Tuan Tuan: What is my favourite dual-function gland organ, Yuan Yuan?
Yuan Yuan: Is it the panda-creas, Tuan Tuan?
You have to admire China for its panda-based attitude towards international relations. Genocide, human rights atrocities - the world has yet to invent a problem that China won't attempt to solve by throwing an irrelevant panda in its direction.
Because everyone loves pandas! You'd have to be a world-weary cynic or some sort of educated person to view Beijing's gift of two giant pandas to Taipei Zoo with scepticism. Just because it undermines decades of fragile Taiwanese independence, potentially contravenes the Convention on the International Trade of Endangered Species and treads perilously close to a united front stratagem.
But who can resist a giant panda? Look into those beautiful black eyes - it doesn't even matter that they're lazy, frigid and needlessly expensive to maintain, consuming an exorbitant amount of conservation funds that could be more valuably invested elsewhere.
After all, the World Wildlife Fund probably wouldn't attract as many benefactors if its mascot was the similarly threatened but less photogenic New Zealand weta, tenderly named by the Maoris 'the god of ugly things.'
Help us save the disgusting insects of New Zealand
Pandas are lucky to have evolved in a country that recognises their value as poignant global currency - well, once they stopped hunting them to the point of near-extinction for their pelts anyway. The panda is a natural symbol for international relations, not only for its peaceful demeanour (laziness, to be fair), but also its simultaneously black and white fur that symbolises racial harmony.

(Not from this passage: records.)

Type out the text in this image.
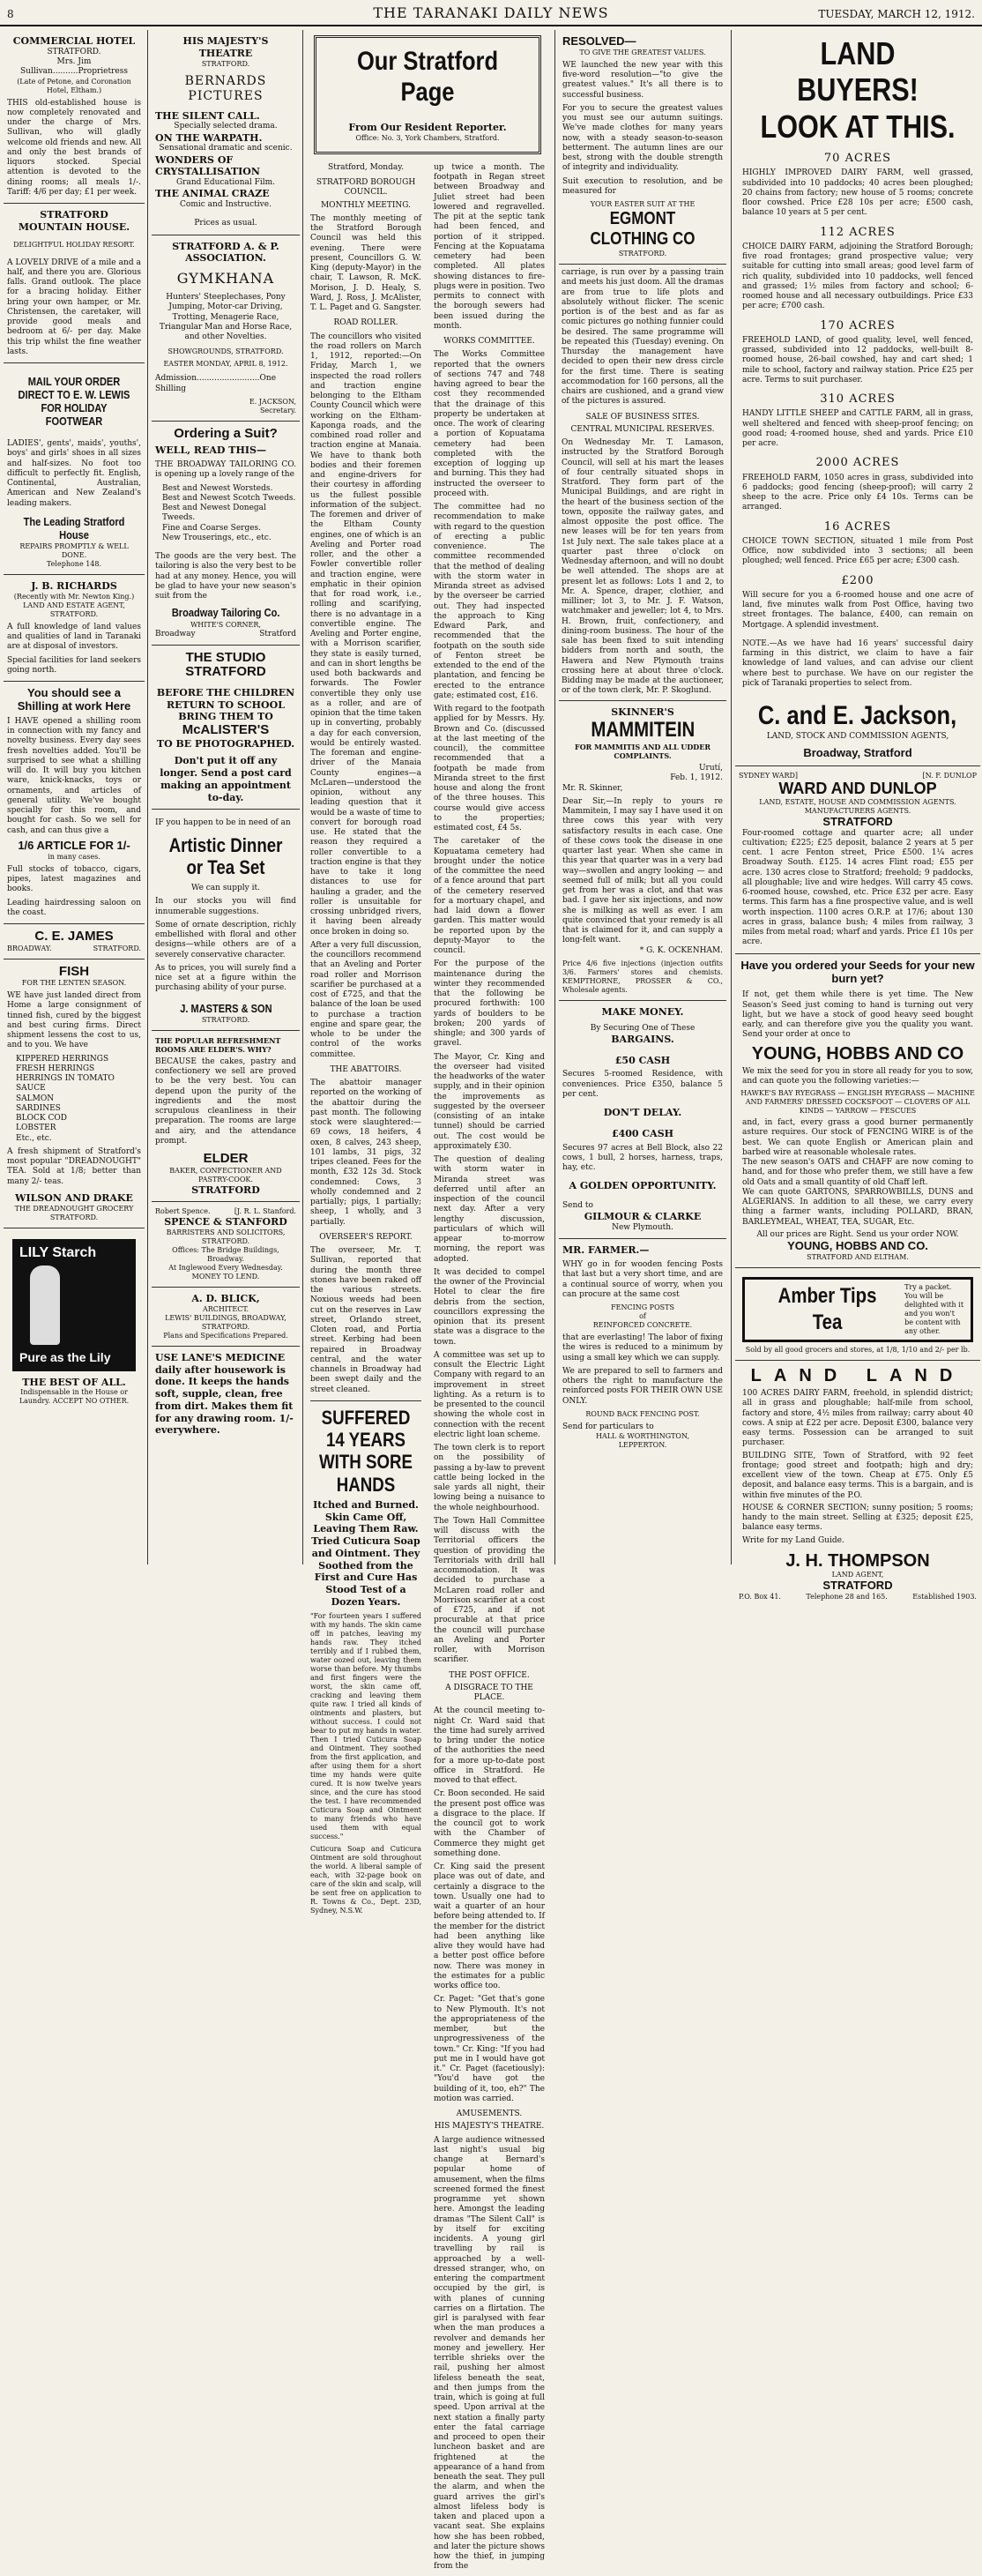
8	THE TARANAKI DAILY NEWS	TUESDAY, MARCH 12, 1912.
COMMERCIAL HOTEL
STRATFORD.
Mrs. Jim Sullivan..........Proprietress
(Late of Petone, and Coronation Hotel, Eltham.)
THIS old-established house is now completely renovated and under the charge of Mrs. Sullivan, who will gladly welcome old friends and new. All and only the best brands of liquors stocked. Special attention is devoted to the dining rooms; all meals 1/-. Tariff: 4/6 per day; £1 per week.
STRATFORD MOUNTAIN HOUSE.
DELIGHTFUL HOLIDAY RESORT.
A LOVELY DRIVE of a mile and a half, and there you are. Glorious falls. Grand outlook. The place for a bracing holiday. Either bring your own hamper, or Mr. Christensen, the caretaker, will provide good meals and bedroom at 6/- per day. Make this trip whilst the fine weather lasts.
MAIL YOUR ORDER DIRECT TO E. W. LEWIS FOR HOLIDAY FOOTWEAR
LADIES', gents', maids', youths', boys' and girls' shoes in all sizes and half-sizes. No foot too difficult to perfectly fit. English, Continental, Australian, American and New Zealand's leading makers.
The Leading Stratford House
REPAIRS PROMPTLY & WELL DONE.
Telephone 148.
J. B. RICHARDS
(Recently with Mr. Newton King.)
LAND AND ESTATE AGENT,
STRATFORD.
A full knowledge of land values and qualities of land in Taranaki are at disposal of investors.
Special facilities for land seekers going north.
You should see a Shilling at work Here
I HAVE opened a shilling room in connection with my fancy and novelty business. Every day sees fresh novelties added. You'll be surprised to see what a shilling will do. It will buy you kitchen ware, knick-knacks, toys or ornaments, and articles of general utility. We've bought specially for this room, and bought for cash. So we sell for cash, and can thus give a
1/6 ARTICLE FOR 1/-
in many cases.
Full stocks of tobacco, cigars, pipes, latest magazines and books.
Leading hairdressing saloon on the coast.
C. E. JAMES
BROADWAY.	STRATFORD.
FISH
FOR THE LENTEN SEASON.
WE have just landed direct from Home a large consignment of tinned fish, cured by the biggest and best curing firms. Direct shipment lessens the cost to us, and to you. We have
KIPPERED HERRINGS
FRESH HERRINGS
HERRINGS IN TOMATO SAUCE
SALMON
SARDINES
BLOCK COD
LOBSTER
Etc., etc.
A fresh shipment of Stratford's most popular "DREADNOUGHT" TEA. Sold at 1/8; better than many 2/- teas.
WILSON AND DRAKE
THE DREADNOUGHT GROCERY
STRATFORD.
LILY Starch
Pure as the Lily
THE BEST OF ALL.
Indispensable in the House or Laundry. ACCEPT NO OTHER.
HIS MAJESTY'S THEATRE
STRATFORD.
BERNARDS PICTURES
THE SILENT CALL.
Specially selected drama.
ON THE WARPATH.
Sensational dramatic and scenic.
WONDERS OF CRYSTALLISATION
Grand Educational Film.
THE ANIMAL CRAZE
Comic and Instructive.
Prices as usual.
STRATFORD A. & P. ASSOCIATION.
GYMKHANA
Hunters' Steeplechases, Pony Jumping, Motor-car Driving, Trotting, Menagerie Race, Triangular Man and Horse Race, and other Novelties.
SHOWGROUNDS, STRATFORD.
EASTER MONDAY, APRIL 8, 1912.
Admission.........................One Shilling
E. JACKSON,
Secretary.
Ordering a Suit?
WELL, READ THIS—
THE BROADWAY TAILORING CO. is opening up a lovely range of the
Best and Newest Worsteds.
Best and Newest Scotch Tweeds.
Best and Newest Donegal Tweeds.
Fine and Coarse Serges.
New Trouserings, etc., etc.
The goods are the very best. The tailoring is also the very best to be had at any money. Hence, you will be glad to have your new season's suit from the
Broadway Tailoring Co.
WHITE'S CORNER,
Broadway	Stratford
THE STUDIO STRATFORD
BEFORE THE CHILDREN RETURN TO SCHOOL BRING THEM TO
McALISTER'S
TO BE PHOTOGRAPHED.
Don't put it off any longer. Send a post card making an appointment to-day.
IF you happen to be in need of an
Artistic Dinner or Tea Set
We can supply it.
In our stocks you will find innumerable suggestions.
Some of ornate description, richly embellished with floral and other designs—while others are of a severely conservative character.
As to prices, you will surely find a nice set at a figure within the purchasing ability of your purse.
J. MASTERS & SON
STRATFORD.
THE POPULAR REFRESHMENT ROOMS ARE ELDER'S. WHY?
BECAUSE the cakes, pastry and confectionery we sell are proved to be the very best. You can depend upon the purity of the ingredients and the most scrupulous cleanliness in their preparation. The rooms are large and airy, and the attendance prompt.
ELDER
BAKER, CONFECTIONER AND PASTRY-COOK.
STRATFORD
Robert Spence.	[J. R. L. Stanford.
SPENCE & STANFORD
BARRISTERS AND SOLICITORS, STRATFORD.
Offices: The Bridge Buildings, Broadway.
At Inglewood Every Wednesday.
MONEY TO LEND.
A. D. BLICK,
ARCHITECT.
LEWIS' BUILDINGS, BROADWAY, STRATFORD.
Plans and Specifications Prepared.
USE LANE'S MEDICINE daily after housework is done. It keeps the hands soft, supple, clean, free from dirt. Makes them fit for any drawing room. 1/- everywhere.
Our Stratford Page
From Our Resident Reporter.
Office: No. 3, York Chambers, Stratford.
Stratford, Monday.
STRATFORD BOROUGH COUNCIL.
MONTHLY MEETING.
The monthly meeting of the Stratford Borough Council was held this evening. There were present, Councillors G. W. King (deputy-Mayor) in the chair, T. Lawson, R. McK. Morison, J. D. Healy, S. Ward, J. Ross, J. McAlister, T. L. Paget and G. Sangster.
ROAD ROLLER.
The councillors who visited the road rollers on March 1, 1912, reported:—On Friday, March 1, we inspected the road rollers and traction engine belonging to the Eltham County Council which were working on the Eltham-Kaponga roads, and the combined road roller and traction engine at Manaia. We have to thank both bodies and their foremen and engine-drivers for their courtesy in affording us the fullest possible information of the subject. The foremen and driver of the Eltham County engines, one of which is an Aveling and Porter road roller, and the other a Fowler convertible roller and traction engine, were emphatic in their opinion that for road work, i.e., rolling and scarifying, there is no advantage in a convertible engine. The Aveling and Porter engine, with a Morrison scarifier, they state is easily turned, and can in short lengths be used both backwards and forwards. The Fowler convertible they only use as a roller, and are of opinion that the time taken up in converting, probably a day for each conversion, would be entirely wasted. The foreman and engine-driver of the Manaia County engines—a McLaren—understood the opinion, without any leading question that it would be a waste of time to convert for borough road use. He stated that the reason they required a roller convertible to a traction engine is that they have to take it long distances to use for hauling a grader, and the roller is unsuitable for crossing unbridged rivers, it having been already once broken in doing so.
After a very full discussion, the councillors recommend that an Aveling and Porter road roller and Morrison scarifier be purchased at a cost of £725, and that the balance of the loan be used to purchase a traction engine and spare gear, the whole to be under the control of the works committee.
THE ABATTOIRS.
The abattoir manager reported on the working of the abattoir during the past month. The following stock were slaughtered:—69 cows, 18 heifers, 4 oxen, 8 calves, 243 sheep, 101 lambs, 31 pigs, 32 tripes cleaned. Fees for the month, £32 12s 3d. Stock condemned: Cows, 3 wholly condemned and 2 partially; pigs, 1 partially; sheep, 1 wholly, and 3 partially.
OVERSEER'S REPORT.
The overseer, Mr. T. Sullivan, reported that during the month three stones have been raked off the various streets. Noxious weeds had been cut on the reserves in Law street, Orlando street, Cloten road, and Portia street. Kerbing had been repaired in Broadway central, and the water channels in Broadway had been swept daily and the street cleaned.
SUFFERED 14 YEARS WITH SORE HANDS
Itched and Burned. Skin Came Off, Leaving Them Raw. Tried Cuticura Soap and Ointment. They Soothed from the First and Cure Has Stood Test of a Dozen Years.
"For fourteen years I suffered with my hands. The skin came off in patches, leaving my hands raw. They itched terribly and if I rubbed them, water oozed out, leaving them worse than before. My thumbs and first fingers were the worst, the skin came off, cracking and leaving them quite raw. I tried all kinds of ointments and plasters, but without success. I could not bear to put my hands in water. Then I tried Cuticura Soap and Ointment. They soothed from the first application, and after using them for a short time my hands were quite cured. It is now twelve years since, and the cure has stood the test. I have recommended Cuticura Soap and Ointment to many friends who have used them with equal success."
Cuticura Soap and Cuticura Ointment are sold throughout the world. A liberal sample of each, with 32-page book on care of the skin and scalp, will be sent free on application to R. Towns & Co., Dept. 23D, Sydney, N.S.W.
up twice a month. The footpath in Regan street between Broadway and Juliet street had been lowered and regravelled. The pit at the septic tank had been fenced, and portion of it stripped. Fencing at the Kopuatama cemetery had been completed. All plates showing distances to fire-plugs were in position. Two permits to connect with the borough sewers had been issued during the month.
WORKS COMMITTEE.
The Works Committee reported that the owners of sections 747 and 748 having agreed to bear the cost they recommended that the drainage of this property be undertaken at once. The work of clearing a portion of Kopuatama cemetery had been completed with the exception of logging up and burning. This they had instructed the overseer to proceed with.
The committee had no recommendation to make with regard to the question of erecting a public convenience. The committee recommended that the method of dealing with the storm water in Miranda street as advised by the overseer be carried out. They had inspected the approach to King Edward Park, and recommended that the footpath on the south side of Fenton street be extended to the end of the plantation, and fencing be erected to the entrance gate; estimated cost, £16.
With regard to the footpath applied for by Messrs. Hy. Brown and Co. (discussed at the last meeting of the council), the committee recommended that a footpath be made from Miranda street to the first house and along the front of the three houses. This course would give access to the properties; estimated cost, £4 5s.
The caretaker of the Kopuatama cemetery had brought under the notice of the committee the need of a fence around that part of the cemetery reserved for a mortuary chapel, and had laid down a flower garden. This matter would be reported upon by the deputy-Mayor to the council.
For the purpose of the maintenance during the winter they recommended that the following be procured forthwith: 100 yards of boulders to be broken; 200 yards of shingle; and 300 yards of gravel.
The Mayor, Cr. King and the overseer had visited the headworks of the water supply, and in their opinion the improvements as suggested by the overseer (consisting of an intake tunnel) should be carried out. The cost would be approximately £30.
The question of dealing with storm water in Miranda street was deferred until after an inspection of the council next day. After a very lengthy discussion, particulars of which will appear to-morrow morning, the report was adopted.
It was decided to compel the owner of the Provincial Hotel to clear the fire debris from the section, councillors expressing the opinion that its present state was a disgrace to the town.
A committee was set up to consult the Electric Light Company with regard to an improvement in street lighting. As a return is to be presented to the council showing the whole cost in connection with the recent electric light loan scheme.
The town clerk is to report on the possibility of passing a by-law to prevent cattle being locked in the sale yards all night, their lowing being a nuisance to the whole neighbourhood.
The Town Hall Committee will discuss with the Territorial officers the question of providing the Territorials with drill hall accommodation. It was decided to purchase a McLaren road roller and Morrison scarifier at a cost of £725, and if not procurable at that price the council will purchase an Aveling and Porter roller, with Morrison scarifier.
THE POST OFFICE.
A DISGRACE TO THE PLACE.
At the council meeting to-night Cr. Ward said that the time had surely arrived to bring under the notice of the authorities the need for a more up-to-date post office in Stratford. He moved to that effect.
Cr. Boon seconded. He said the present post office was a disgrace to the place. If the council got to work with the Chamber of Commerce they might get something done.
Cr. King said the present place was out of date, and certainly a disgrace to the town. Usually one had to wait a quarter of an hour before being attended to. If the member for the district had been anything like alive they would have had a better post office before now. There was money in the estimates for a public works office too.
Cr. Paget: "Get that's gone to New Plymouth. It's not the appropriateness of the member, but the unprogressiveness of the town." Cr. King: "If you had put me in I would have got it." Cr. Paget (facetiously): "You'd have got the building of it, too, eh?" The motion was carried.
AMUSEMENTS.
HIS MAJESTY'S THEATRE.
A large audience witnessed last night's usual big change at Bernard's popular home of amusement, when the films screened formed the finest programme yet shown here. Amongst the leading dramas "The Silent Call" is by itself for exciting incidents. A young girl travelling by rail is approached by a well-dressed stranger, who, on entering the compartment occupied by the girl, is with planes of cunning carries on a flirtation. The girl is paralysed with fear when the man produces a revolver and demands her money and jewellery. Her terrible shrieks over the rail, pushing her almost lifeless beneath the seat, and then jumps from the train, which is going at full speed. Upon arrival at the next station a finally party enter the fatal carriage and proceed to open their luncheon basket and are frightened at the appearance of a hand from beneath the seat. They pull the alarm, and when the guard arrives the girl's almost lifeless body is taken and placed upon a vacant seat. She explains how she has been robbed, and later the picture shows how the thief, in jumping from the
RESOLVED—
TO GIVE THE GREATEST VALUES.
WE launched the new year with this five-word resolution—"to give the greatest values." It's all there is to successful business.
For you to secure the greatest values you must see our autumn suitings. We've made clothes for many years now, with a steady season-to-season betterment. The autumn lines are our best, strong with the double strength of integrity and individuality.
Suit execution to resolution, and be measured for
YOUR EASTER SUIT AT THE
EGMONT CLOTHING CO
STRATFORD.
carriage, is run over by a passing train and meets his just doom. All the dramas are from true to life plots and absolutely without flicker. The scenic portion is of the best and as far as comic pictures go nothing funnier could be desired. The same programme will be repeated this (Tuesday) evening. On Thursday the management have decided to open their new dress circle for the first time. There is seating accommodation for 160 persons, all the chairs are cushioned, and a grand view of the pictures is assured.
SALE OF BUSINESS SITES.
CENTRAL MUNICIPAL RESERVES.
On Wednesday Mr. T. Lamason, instructed by the Stratford Borough Council, will sell at his mart the leases of four centrally situated shops in Stratford. They form part of the Municipal Buildings, and are right in the heart of the business section of the town, opposite the railway gates, and almost opposite the post office. The new leases will be for ten years from 1st July next. The sale takes place at a quarter past three o'clock on Wednesday afternoon, and will no doubt be well attended. The shops are at present let as follows: Lots 1 and 2, to Mr. A. Spence, draper, clothier, and milliner; lot 3, to Mr. J. F. Watson, watchmaker and jeweller; lot 4, to Mrs. H. Brown, fruit, confectionery, and dining-room business. The hour of the sale has been fixed to suit intending bidders from north and south, the Hawera and New Plymouth trains crossing here at about three o'clock. Bidding may be made at the auctioneer, or of the town clerk, Mr. P. Skoglund.
SKINNER'S
MAMMITEIN
FOR MAMMITIS AND ALL UDDER COMPLAINTS.
Urutí,
Feb. 1, 1912.
Mr. R. Skinner,
Dear Sir,—In reply to yours re Mammitein, I may say I have used it on three cows this year with very satisfactory results in each case. One of these cows took the disease in one quarter last year. When she came in this year that quarter was in a very bad way—swollen and angry looking — and seemed full of milk; but all you could get from her was a clot, and that was bad. I gave her six injections, and now she is milking as well as ever. I am quite convinced that your remedy is all that is claimed for it, and can supply a long-felt want.
* G. K. OCKENHAM.
Price 4/6 five injections (injection outfits 3/6. Farmers' stores and chemists. KEMPTHORNE, PROSSER & CO., Wholesale agents.
MAKE MONEY.
By Securing One of These
BARGAINS.
£50 CASH
Secures 5-roomed Residence, with conveniences. Price £350, balance 5 per cent.
DON'T DELAY.
£400 CASH
Secures 97 acres at Bell Block, also 22 cows, 1 bull, 2 horses, harness, traps, hay, etc.
A GOLDEN OPPORTUNITY.
Send to
GILMOUR & CLARKE
New Plymouth.
MR. FARMER.—
WHY go in for wooden fencing Posts that last but a very short time, and are a continual source of worry, when you can procure at the same cost
FENCING POSTS
of
REINFORCED CONCRETE.
that are everlasting! The labor of fixing the wires is reduced to a minimum by using a small key which we can supply.
We are prepared to sell to farmers and others the right to manufacture the reinforced posts FOR THEIR OWN USE ONLY.
ROUND BACK FENCING POST.
Send for particulars to
HALL & WORTHINGTON,
LEPPERTON.
LAND BUYERS! LOOK AT THIS.
70 ACRES
HIGHLY IMPROVED DAIRY FARM, well grassed, subdivided into 10 paddocks; 40 acres been ploughed; 20 chains from factory; new house of 5 rooms; concrete floor cowshed. Price £28 10s per acre; £500 cash, balance 10 years at 5 per cent.
112 ACRES
CHOICE DAIRY FARM, adjoining the Stratford Borough; five road frontages; grand prospective value; very suitable for cutting into small areas; good level farm of rich quality, subdivided into 10 paddocks, well fenced and grassed; 1½ miles from factory and school; 6-roomed house and all necessary outbuildings. Price £33 per acre; £700 cash.
170 ACRES
FREEHOLD LAND, of good quality, level, well fenced, grassed, subdivided into 12 paddocks, well-built 8-roomed house, 26-bail cowshed, hay and cart shed; 1 mile to school, factory and railway station. Price £25 per acre. Terms to suit purchaser.
310 ACRES
HANDY LITTLE SHEEP and CATTLE FARM, all in grass, well sheltered and fenced with sheep-proof fencing; on good road; 4-roomed house, shed and yards. Price £10 per acre.
2000 ACRES
FREEHOLD FARM, 1050 acres in grass, subdivided into 6 paddocks; good fencing (sheep-proof); will carry 2 sheep to the acre. Price only £4 10s. Terms can be arranged.
16 ACRES
CHOICE TOWN SECTION, situated 1 mile from Post Office, now subdivided into 3 sections; all been ploughed; well fenced. Price £65 per acre; £300 cash.
£200
Will secure for you a 6-roomed house and one acre of land, five minutes walk from Post Office, having two street frontages. The balance, £400, can remain on Mortgage. A splendid investment.
NOTE.—As we have had 16 years' successful dairy farming in this district, we claim to have a fair knowledge of land values, and can advise our client where best to purchase. We have on our register the pick of Taranaki properties to select from.
C. and E. Jackson,
LAND, STOCK AND COMMISSION AGENTS,
Broadway, Stratford
SYDNEY WARD]	[N. F. DUNLOP
WARD AND DUNLOP
LAND, ESTATE, HOUSE AND COMMISSION AGENTS.
MANUFACTURERS AGENTS.
STRATFORD
Four-roomed cottage and quarter acre; all under cultivation; £225; £25 deposit, balance 2 years at 5 per cent. 1 acre Fenton street, Price £500. 1¼ acres Broadway South. £125. 14 acres Flint road; £55 per acre. 130 acres close to Stratford; freehold; 9 paddocks, all ploughable; live and wire hedges. Will carry 45 cows. 6-roomed house, cowshed, etc. Price £32 per acre. Easy terms. This farm has a fine prospective value, and is well worth inspection. 1100 acres O.R.P. at 17/6; about 130 acres in grass, balance bush; 4 miles from railway, 3 miles from metal road; wharf and yards. Price £1 10s per acre.
Have you ordered your Seeds for your new burn yet?
If not, get them while there is yet time. The New Season's Seed just coming to hand is turning out very light, but we have a stock of good heavy seed bought early, and can therefore give you the quality you want. Send your order at once to
YOUNG, HOBBS AND CO
We mix the seed for you in store all ready for you to sow, and can quote you the following varieties:—
HAWKE'S BAY RYEGRASS — ENGLISH RYEGRASS — MACHINE AND FARMERS' DRESSED COCKSFOOT — CLOVERS OF ALL KINDS — YARROW — FESCUES
and, in fact, every grass a good burner permanently asture requires. Our stock of FENCING WIRE is of the best. We can quote English or American plain and barbed wire at reasonable wholesale rates.
The new season's OATS and CHAFF are now coming to hand, and for those who prefer them, we still have a few old Oats and a small quantity of old Chaff left.
We can quote GARTONS, SPARROWBILLS, DUNS and ALGERIANS. In addition to all these, we carry every thing a farmer wants, including POLLARD, BRAN, BARLEYMEAL, WHEAT, TEA, SUGAR, Etc.
All our prices are Right. Send us your order NOW.
YOUNG, HOBBS AND CO.
STRATFORD AND ELTHAM.
Amber Tips Tea
Try a packet. You will be delighted with it and you won't be content with any other.
Sold by all good grocers and stores, at 1/8, 1/10 and 2/- per lb.
LAND LAND
100 ACRES DAIRY FARM, freehold, in splendid district; all in grass and ploughable; half-mile from school, factory and store, 4½ miles from railway; carry about 40 cows. A snip at £22 per acre. Deposit £300, balance very easy terms. Possession can be arranged to suit purchaser.
BUILDING SITE, Town of Stratford, with 92 feet frontage; good street and footpath; high and dry; excellent view of the town. Cheap at £75. Only £5 deposit, and balance easy terms. This is a bargain, and is within five minutes of the P.O.
HOUSE & CORNER SECTION; sunny position; 5 rooms; handy to the main street. Selling at £325; deposit £25, balance easy terms.
Write for my Land Guide.
J. H. THOMPSON
LAND AGENT,
STRATFORD
P.O. Box 41.	Telephone 28 and 165.	Established 1903.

Panda diplomacy and Taiwan
Tuan Tuan: Which one of us am I again, Yuan Yuan?
Yuan Yuan: It doesn't matter, Tuan Tuan - we look identical.
Tuan Tuan: That's just the sort of bigotry we're here to sort out, Yuan Yuan!
Yuan Yuan: It doesn't matter, Tuan Tuan - we look identical.
Tuan Tuan: That's just the sort of bigotry we're here to sort out, Yuan Yuan!
Maybe China's gift of Tuan Tuan and Yuan Yuan to Taiwan (whose names translate as 'reunion') shouldn't be viewed as a covert scheme to lull the ROC into a false sense of camaraderie before violently absorbing it into the PRC - but as a genuine symbol of togetherness between two peoples separated by ocean but united by a common, recent ancestry.
Except that's where China went wrong this time, isn't it? I mean, sending black and white pandas to Taiwan - come on! Everyone knows both countries are yellow.
Yeah, I mean literally yellow. Like a canary. Actually, a canary would have been a more appropriate gift - an animal that's simultaneously yellow and yellow, like them. And maybe if China did employ more canaries, they could send a few down their death-trap coal mines to check out the atmosphere, and stop losing so many people to mining accidents. It's a good thing I'm around to help out with stuff like this.
On second thought, canaries may be even lazier than pandas.
Look at this one sleeping on the job - hop to it Tweety, there's coal to be dug!
Look at this one sleeping on the job - hop to it Tweety, there's coal to be dug!
Why is there all this China-Taiwan schism anyway? Everyone knows all Chinese people look (and thus are) exactly the same, so they should naturally get along. Young, old, male, female, 汉族, 壮族, 满族, aborigine, Bengali, I'm snookered if I can tell the difference. And what's with the eyes?
Panda diplomacy may not succeed in bringing the respective Chinese nations together, but with any luck my ignorant racism may finally unite the countries in harmonious hatred of me. I'm sort of like Hitler in that respect, among others. Or a young Richard Herring. It's okay Chinas, I'm here now!
Did I have some sort of point with all this...? Oh yeah, I saw the pandas at the zoo. It was nothing to write home about, let alone a needlessly offensive blog entry.